Uma multidão alegre e apressada caminhava pelas ruas coloridas da cidade, ao som de melodias religiosas, misturadas às frequências de ondas sonoras provenientes de diferentes batidas:  reflexo da pluralidade de um país imerso às cores e sons diversificados, que ainda não se descobriu de fato. Dezembro, aqui no andar de baixo é assim mesmo: um desfile de gente bonita e bem vestida pelas ruas do centro da cidade, objetivando agilizar as compras para o Natal que se aproxima, ou simplesmente dar um rolê pelas choperias na companhia de amigos, para beber, conversar e dar risadas.

. Nesse espírito, a primeira semana de dezembro anunciava um mundo novo; a começar pelo comércio com previsão de funcionamento das nove às vinte e duas horas até o natal; e, por extensão, a busca de um “Ano Novo”, esse momento nobre em que as pessoas renovam suas esperanças buscando resultados diferentes, mas fazendo coisas iguais.

Seguindo a crença popular, alunos e professores sentem essa transformação em seus espíritos e o final do ano letivo também passa a representar a renovação dos sonhos, diante da eterna busca das condições necessárias para a realização do idealizado “projeto de vida”; sem prejuízo, contudo, da vibração, alegria e o desejo de confraternização que  brota da alma coletiva como flores na primavera.

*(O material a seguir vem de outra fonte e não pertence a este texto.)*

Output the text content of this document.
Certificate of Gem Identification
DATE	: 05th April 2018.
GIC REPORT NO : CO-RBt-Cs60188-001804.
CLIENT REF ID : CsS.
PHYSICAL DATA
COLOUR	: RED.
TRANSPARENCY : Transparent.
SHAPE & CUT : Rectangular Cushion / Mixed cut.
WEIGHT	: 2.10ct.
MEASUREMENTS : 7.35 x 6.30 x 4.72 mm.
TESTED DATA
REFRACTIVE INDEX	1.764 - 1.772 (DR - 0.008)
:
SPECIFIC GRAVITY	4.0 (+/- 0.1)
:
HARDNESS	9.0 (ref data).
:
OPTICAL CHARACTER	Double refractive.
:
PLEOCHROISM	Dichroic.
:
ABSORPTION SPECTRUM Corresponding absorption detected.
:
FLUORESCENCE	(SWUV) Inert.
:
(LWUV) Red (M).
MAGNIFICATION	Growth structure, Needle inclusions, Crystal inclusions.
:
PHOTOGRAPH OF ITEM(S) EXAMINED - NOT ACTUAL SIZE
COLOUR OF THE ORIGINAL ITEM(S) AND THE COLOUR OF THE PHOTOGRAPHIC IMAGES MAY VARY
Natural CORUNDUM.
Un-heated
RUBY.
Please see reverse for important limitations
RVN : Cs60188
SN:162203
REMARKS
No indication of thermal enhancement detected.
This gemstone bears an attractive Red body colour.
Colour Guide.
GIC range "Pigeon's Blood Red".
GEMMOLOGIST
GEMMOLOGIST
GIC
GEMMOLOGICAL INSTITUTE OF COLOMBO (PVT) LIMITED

 Nessa atmosfera acolhedora e fraterna, a simpática escola Pública Plínio de Arruda Sampaio, abriu os portões como dois braços estendidos à comunidade local que, orgulhosa, via seus filhos se dirigirem àquela unidade para participar dos últimos dias de aulas com intensidade sempre demonstrada pelos mestres e profissionais da unidade escolar.

Mas a escola naquela segunda feira amanheceu diferente; as classes, na sua maioria, estavam compostas por oito a doze alunos, pois os demais haviam antecipado as férias, com exceção dos alunos do terceiro ano “B”; estes vieram todos para a escola, porque gostavam do ambiente aconchegante da unidade; e, por conta disso, sabiam que sentiriam saudades no futuro; mas indubitavelmente, todos sabiam que eles amavam as partidas de vôlei na quadra, tanto que a bola nas mãos de Christian Soares, o líder da turma, era quase a extensão de seu próprio corpo. A prática era conciliável, pois a escola, por sua vez, diante de suas condições: pequena, composta por seis salas de aulas, evocava uma relação harmônica entre alunos e professores, possibilitando bons índices de resultados no final do ano letivo.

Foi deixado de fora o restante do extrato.